# The Problem

Suppose we have a coin that lands heads with probability $p$ and tails with probability $q = p - 1$, and which has no memory between flips (meaning successive flips are stochastically independent). What are the chances of seeing two consecutive heads in n coin flips?

## The Sample Space

Representing the possible outcomes of three tosses as a tree diagram, we have:

![tree diagram for three tosses of a coin](tree0.png)

Each path has a weight equal to its probability. Since successive trials are stochastically independent, each branch leading to an H has a weight of p and each branch leading to a T has a weight of q.

Although we're trying to determine the probability of two consecutive heads in n flips, it's arguably easier to characterize its complement, the probability of *not* getting two consecutive heads in n flips. Suppose that, as of the kth flip, we have not yet seen two consecutive heads. The kth flip can be either a head or a tail. Suppose it's a head; in this case the the k-1st flip must have been a tail. So the first k flips must end either in TH or T, of probability $pq$ and $q$, respectively.

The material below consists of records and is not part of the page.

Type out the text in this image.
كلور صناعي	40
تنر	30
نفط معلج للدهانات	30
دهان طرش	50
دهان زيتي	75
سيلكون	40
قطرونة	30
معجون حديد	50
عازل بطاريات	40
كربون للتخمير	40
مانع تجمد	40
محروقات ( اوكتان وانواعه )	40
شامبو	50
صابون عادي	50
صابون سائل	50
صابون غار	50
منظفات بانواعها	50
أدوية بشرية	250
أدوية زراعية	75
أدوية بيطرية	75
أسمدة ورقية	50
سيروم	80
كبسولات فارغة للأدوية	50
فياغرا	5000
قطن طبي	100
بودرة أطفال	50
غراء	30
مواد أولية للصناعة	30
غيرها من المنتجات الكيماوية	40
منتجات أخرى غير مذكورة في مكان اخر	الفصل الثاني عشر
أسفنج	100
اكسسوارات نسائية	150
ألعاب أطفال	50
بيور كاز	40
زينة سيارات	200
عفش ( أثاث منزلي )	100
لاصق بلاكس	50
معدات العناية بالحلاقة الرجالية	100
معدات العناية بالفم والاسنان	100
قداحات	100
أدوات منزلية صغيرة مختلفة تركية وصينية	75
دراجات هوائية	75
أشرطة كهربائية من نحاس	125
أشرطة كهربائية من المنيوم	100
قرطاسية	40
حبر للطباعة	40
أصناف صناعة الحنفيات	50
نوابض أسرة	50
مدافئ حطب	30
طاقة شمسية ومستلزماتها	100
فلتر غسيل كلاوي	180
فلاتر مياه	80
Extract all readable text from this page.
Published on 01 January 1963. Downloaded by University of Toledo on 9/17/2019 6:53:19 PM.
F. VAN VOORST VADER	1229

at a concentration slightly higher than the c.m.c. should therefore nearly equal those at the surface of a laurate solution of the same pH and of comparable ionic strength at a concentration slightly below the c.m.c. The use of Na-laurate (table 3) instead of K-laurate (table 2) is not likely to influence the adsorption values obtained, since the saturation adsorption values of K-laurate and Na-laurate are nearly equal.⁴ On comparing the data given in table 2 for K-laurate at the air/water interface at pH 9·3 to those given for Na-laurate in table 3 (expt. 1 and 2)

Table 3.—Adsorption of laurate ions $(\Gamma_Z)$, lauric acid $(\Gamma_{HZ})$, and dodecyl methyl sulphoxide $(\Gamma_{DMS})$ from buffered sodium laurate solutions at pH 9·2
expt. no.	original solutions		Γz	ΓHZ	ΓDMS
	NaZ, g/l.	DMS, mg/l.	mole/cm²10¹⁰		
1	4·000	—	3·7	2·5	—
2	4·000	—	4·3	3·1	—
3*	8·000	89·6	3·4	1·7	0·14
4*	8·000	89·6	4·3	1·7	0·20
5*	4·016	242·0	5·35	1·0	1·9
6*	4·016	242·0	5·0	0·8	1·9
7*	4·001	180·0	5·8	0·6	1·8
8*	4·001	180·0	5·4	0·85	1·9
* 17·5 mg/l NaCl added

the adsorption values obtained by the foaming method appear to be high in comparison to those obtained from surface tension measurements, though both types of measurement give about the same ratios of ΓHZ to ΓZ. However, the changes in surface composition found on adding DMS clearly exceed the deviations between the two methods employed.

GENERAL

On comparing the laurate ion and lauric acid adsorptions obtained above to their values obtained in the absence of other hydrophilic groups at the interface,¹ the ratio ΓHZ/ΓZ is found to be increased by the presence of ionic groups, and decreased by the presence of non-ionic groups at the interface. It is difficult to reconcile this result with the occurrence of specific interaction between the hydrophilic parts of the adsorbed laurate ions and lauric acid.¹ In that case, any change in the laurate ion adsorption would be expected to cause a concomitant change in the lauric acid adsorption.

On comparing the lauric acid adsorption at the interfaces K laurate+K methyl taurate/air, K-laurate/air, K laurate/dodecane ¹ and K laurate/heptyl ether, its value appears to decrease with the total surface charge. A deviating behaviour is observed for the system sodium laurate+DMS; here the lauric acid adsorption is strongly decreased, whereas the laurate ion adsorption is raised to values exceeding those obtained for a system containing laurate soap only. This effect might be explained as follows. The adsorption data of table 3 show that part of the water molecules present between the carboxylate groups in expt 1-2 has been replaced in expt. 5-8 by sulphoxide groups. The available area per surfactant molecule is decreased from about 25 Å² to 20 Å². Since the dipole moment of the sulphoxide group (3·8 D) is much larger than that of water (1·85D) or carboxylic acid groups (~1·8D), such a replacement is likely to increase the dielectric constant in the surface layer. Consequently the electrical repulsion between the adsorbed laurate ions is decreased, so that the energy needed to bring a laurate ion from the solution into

Denoting the probability of not getting two consecutive heads as of flip k as $a_k$, we then have $a_k = pqa_{k-2} + qa_{k-1}$.

To see this in the tree diagram for k = 2:

![paths without two consecutive heads on toss 2](tree1.png)

And k = 3:

![paths without two consecutive heads on toss 3](tree2.png)

## Solving for $a_i$

This recursive formulation is useful and, indeed, one way to compute the probability for two consecutive heads in n flips is to perform the computation recursively:

In [1]:
def no_two_consecutive_heads_recursive(n, p, q):
    a_k_2, a_k_1 = 1, 1
    a_k = None
    for k in range(2, n + 1):
        a_k = a_k_2 * p * q + a_k_1 * q
        a_k_2 = a_k_1
        a_k_1 = a_k
    return a_k

def two_consecutive_heads_recursive(n, p, q):
    return 1 - no_two_consecutive_heads_recursive(n, p, q)

Trying this out for a coin that lands heads with p = 1/4 and with n = 5, we have:

In [2]:
print(two_consecutive_heads_recursive(5, 0.25, 0.75))

0.2001953125


One way to check this result is by counting:

In [3]:
def weighted_sequences(n, r, s):
    """
    Yields all strings consisting of {H,T} with counts consistent with 
    P(H) = r/(r + s) and P(T) = s/(r + s).
    """
    strings = [""]
    while len(strings) > 0:
        string = strings.pop()
        if len(string) == n:
            yield string
        else:
            for i in range(r):
                strings.append(string + "H")
            for i in range(s):
                strings.append(string + "T")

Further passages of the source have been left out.